“Ambição fiscal
Por Cida Damasco
Pesquisas, trekkings, sondagens,
palpites. Tudo confirma que o capitão da reserva Jair Bolsonaro deverá ser
eleito presidente da República no domingo. Cercado de expectativas, as melhores
e as piores, dependendo do lado do muro compacto em que se colocaram parcelas
significativas dos eleitores. Acontece, porém, que mesmo entre os eleitores
situados na ampla base de apoio do candidato do PSL, as aspirações comuns em
relação ao futuro governo parecem concentradas num genérico mudar “tudo o que
está aí”, verdadeiro mantra de Bolsonaro.
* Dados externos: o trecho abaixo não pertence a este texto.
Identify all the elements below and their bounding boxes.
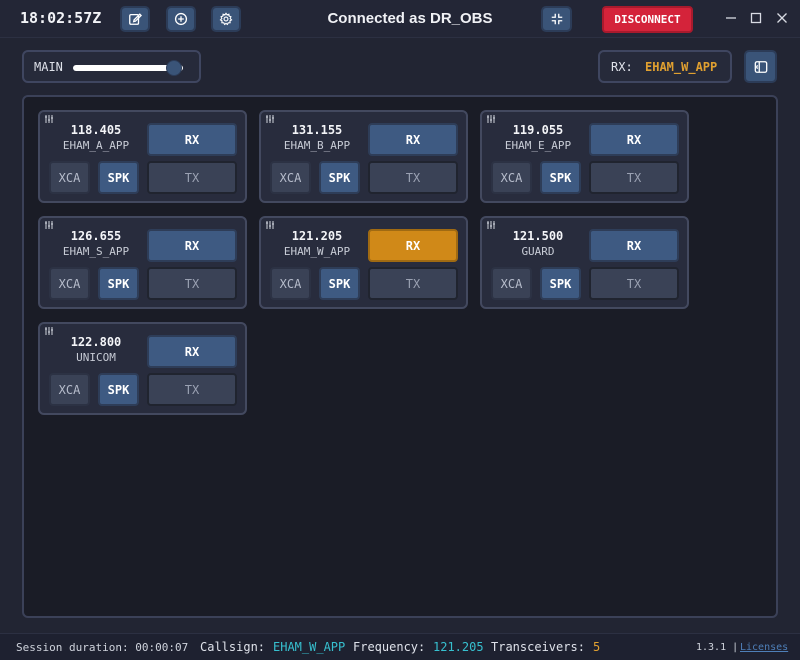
transceiver-card: 126.655 EHAM_S_APP RX XCA SPK TX: [38, 216, 247, 309]
frequency-label: Frequency:: [353, 640, 426, 654]
station-name: GUARD: [521, 245, 555, 258]
callsign-value: EHAM_W_APP: [273, 640, 346, 654]
tx-button[interactable]: TX: [368, 161, 458, 194]
station-name: EHAM_A_APP: [62, 139, 130, 152]
rx-indicator: RX: EHAM_W_APP: [598, 50, 732, 83]
tx-button[interactable]: TX: [589, 267, 679, 300]
rx-button[interactable]: RX: [368, 123, 458, 156]
frequency: 131.155: [291, 123, 343, 137]
window-close-button[interactable]: [774, 10, 790, 26]
spk-button[interactable]: SPK: [540, 161, 581, 194]
title-bar: 18:02:57Z Connected as DR_OBS DISCONNECT: [0, 0, 800, 38]
tx-button[interactable]: TX: [589, 161, 679, 194]
spk-button[interactable]: SPK: [540, 267, 581, 300]
tx-button[interactable]: TX: [147, 267, 237, 300]
xca-button[interactable]: XCA: [270, 161, 311, 194]
xca-button[interactable]: XCA: [49, 267, 90, 300]
minimize-icon: [726, 17, 736, 19]
frequency: 121.205: [291, 229, 343, 243]
disconnect-button[interactable]: DISCONNECT: [602, 6, 693, 33]
transceiver-card: 122.800 UNICOM RX XCA SPK TX: [38, 322, 247, 415]
spk-button[interactable]: SPK: [98, 267, 139, 300]
xca-button[interactable]: XCA: [491, 161, 532, 194]
transceivers-value: 5: [593, 640, 601, 654]
status-bar: Session duration: 00:00:07 Callsign: EHA…: [0, 633, 800, 660]
transceiver-card: 131.155 EHAM_B_APP RX XCA SPK TX: [259, 110, 468, 203]
transceiver-card: 119.055 EHAM_E_APP RX XCA SPK TX: [480, 110, 689, 203]
spk-button[interactable]: SPK: [319, 161, 360, 194]
window-maximize-button[interactable]: [748, 10, 764, 26]
plus-circle-icon: [174, 12, 188, 26]
maximize-icon: [750, 12, 762, 24]
rx-button[interactable]: RX: [589, 123, 679, 156]
station-name: EHAM_W_APP: [283, 245, 351, 258]
station-name: EHAM_E_APP: [504, 139, 572, 152]
rx-button[interactable]: RX: [368, 229, 458, 262]
edit-icon: [129, 13, 142, 25]
app-version: 1.3.1 |: [696, 642, 739, 653]
frequency: 118.405: [70, 123, 122, 137]
tx-button[interactable]: TX: [147, 161, 237, 194]
frequency: 119.055: [512, 123, 564, 137]
frequency-value: 121.205: [433, 640, 484, 654]
callsign-label: Callsign:: [200, 640, 266, 654]
xca-button[interactable]: XCA: [49, 161, 90, 194]
collapse-button[interactable]: [541, 6, 572, 32]
rx-button[interactable]: RX: [147, 229, 237, 262]
transceiver-panel: 118.405 EHAM_A_APP RX XCA SPK TX 131.155 EHAM_B…: [22, 95, 778, 618]
station-name: UNICOM: [76, 351, 116, 364]
frequency: 122.800: [70, 335, 122, 349]
station-name: EHAM_B_APP: [283, 139, 351, 152]
settings-button[interactable]: [211, 6, 241, 32]
licenses-link[interactable]: Licenses: [740, 642, 788, 653]
add-button[interactable]: [166, 6, 196, 32]
sidebar-toggle-button[interactable]: [744, 50, 777, 83]
transceiver-card: 118.405 EHAM_A_APP RX XCA SPK TX: [38, 110, 247, 203]
transceiver-card: 121.205 EHAM_W_APP RX XCA SPK TX: [259, 216, 468, 309]
main-volume-label: MAIN: [34, 60, 63, 74]
frequency: 121.500: [512, 229, 564, 243]
xca-button[interactable]: XCA: [270, 267, 311, 300]
station-name: EHAM_S_APP: [62, 245, 130, 258]
spk-button[interactable]: SPK: [319, 267, 360, 300]
session-duration: Session duration: 00:00:07: [16, 641, 189, 654]
main-volume-control: MAIN: [22, 50, 201, 83]
gear-icon: [219, 12, 233, 26]
rx-indicator-value: EHAM_W_APP: [645, 60, 718, 74]
minimize-arrows-icon: [551, 13, 562, 25]
rx-button[interactable]: RX: [589, 229, 679, 262]
rx-button[interactable]: RX: [147, 123, 237, 156]
rx-indicator-label: RX:: [611, 60, 633, 74]
frequency: 126.655: [70, 229, 122, 243]
spk-button[interactable]: SPK: [98, 161, 139, 194]
transceiver-card: 121.500 GUARD RX XCA SPK TX: [480, 216, 689, 309]
tx-button[interactable]: TX: [368, 267, 458, 300]
xca-button[interactable]: XCA: [49, 373, 90, 406]
window-minimize-button[interactable]: [723, 10, 739, 26]
connection-status: Connected as DR_OBS: [327, 10, 493, 27]
main-volume-thumb[interactable]: [166, 60, 182, 76]
close-icon: [777, 13, 787, 23]
utc-clock: 18:02:57Z: [20, 9, 102, 27]
tx-button[interactable]: TX: [147, 373, 237, 406]
edit-button[interactable]: [120, 6, 150, 32]
spk-button[interactable]: SPK: [98, 373, 139, 406]
transceivers-label: Transceivers:: [491, 640, 585, 654]
sidebar-panel-icon: [754, 60, 767, 73]
xca-button[interactable]: XCA: [491, 267, 532, 300]
rx-button[interactable]: RX: [147, 335, 237, 368]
Mas o que é exatamente “tudo que
está aí”, quais são as mudanças específicas esperadas e com que roupa, ou
melhor, com que dinheiro elas serão executadas? A uma semana da eleição, com
planos de governo revistos, reduzidos ou ampliados a todo momento, ainda é
preciso pensar muitas vezes antes de responder às duas últimas perguntas.
Segundo pesquisa Ibope divulgada
na semana passada, Bolsonaro é visto como representante dos interesses dos
ricos (para 65% dos consultados), empresários (65%), bancos (54%) e jovens
(46%). Essas características, embora reveladoras do perfil dominante dos
eleitores do candidato favoritíssimo, ainda são insuficientes para definir o
que eles esperam da sua gestão. Há, evidentemente, uma multiplicidade de
expectativas da população que está fechada com Bolsonaro, como sempre acontece
em mudanças de governo. Mais ainda neste momento, em que se aproxima do
Planalto uma candidatura assumidamente de direita, que se apresenta como
diferente, com personagens e algumas agendas fora do circuito das últimas
disputas.
Na economia, por mudar “tudo que
está aí”, pode-se entender, é óbvio, resgatar o Brasil do atoleiro em que se
encontra -- com mais oportunidades de negócios para as empresas, dentro e fora
do País, e mais oportunidades de emprego. Como o candidato pretende chegar aí,
porém, é que são elas. Seja por estratégia eleitoral, seja por alguns
desencontros entre os integrantes da equipe de Bolsonaro, o programa vem vindo
a público aos poucos e ainda tem vazios importantes. Especialmente na área
fiscal, onde, todos concordam, estão os maiores constrangimentos à atuação do
próximo governo.
Aqui vão alguns pontos da reforma
fiscal de Bolsonaro, que combina objetivos bastante ambiciosos, com as
promessas de sempre e algumas novidades: 1) zerar o déficit primário do setor
público em 2019, com ajuda da receita proveniente do leilão dos barris excedentes
da cessão onerosa do pré-sal; 2) criar um imposto único federal, provavelmente
com características semelhantes às da CPMF, em substituição a alguns tributos,
como PIS/Cofins e IPI; 3) desonerar a folha de pagamento das empresas, de forma
permanente; 4) cortar radicalmente os cargos comissionados da União, hoje na
faixa de 23 mil; 5) promover uma reforma da Previdência, ainda que não se saiba
exatamente qual – a proposta inicial de Guedes era parecida com a de Temer, mas
o próprio Bolsonaro já confundiu o meio de campo, ao dizer (e depois desdizer)
que o foco é o regime de servidores públicos.
Centro de qualquer programa para
reequilibrar as contas públicas e, ao mesmo tempo, de extrema sensibilidade
para o eleitorado em geral, a reforma da Previdência tem sido justamente a mais
sujeita a idas e vindas, afirmações e desmentidos. Aliás, não só no programa de
Bolsonaro, mas também no de Fernando Haddad (PT), cujas propostas de governo
passaram nos últimos dias por procedimentos de lipoaspiração e preenchimentos,
na tentativa de desempacar a candidatura.
Na edição de outubro da Carta de
Conjuntura da FGV/Ibre, o economista Luiz Guilherme Schymura traça um quadro
preocupante das finanças públicas no novo governo, caso o presidente não
enfrente o que ele chama de “a malfadada agenda do ajuste fiscal”. A dívida
bruta do setor público em cerca de 75% do PIB e o déficit primário na marca dos
2,0% são números que ainda indicam uma situação “perfeitamente administrável”,
segundo Schymura, mas alertam para a necessidade de mudanças para evitar a
deterioração do quadro. Se nada for feito, e principalmente se a Previdência
ficar do jeito que está, em 2026, nas contas do Ibre, o déficit chegará a 3,6%
do PIB e a dívida se tornará impagável.”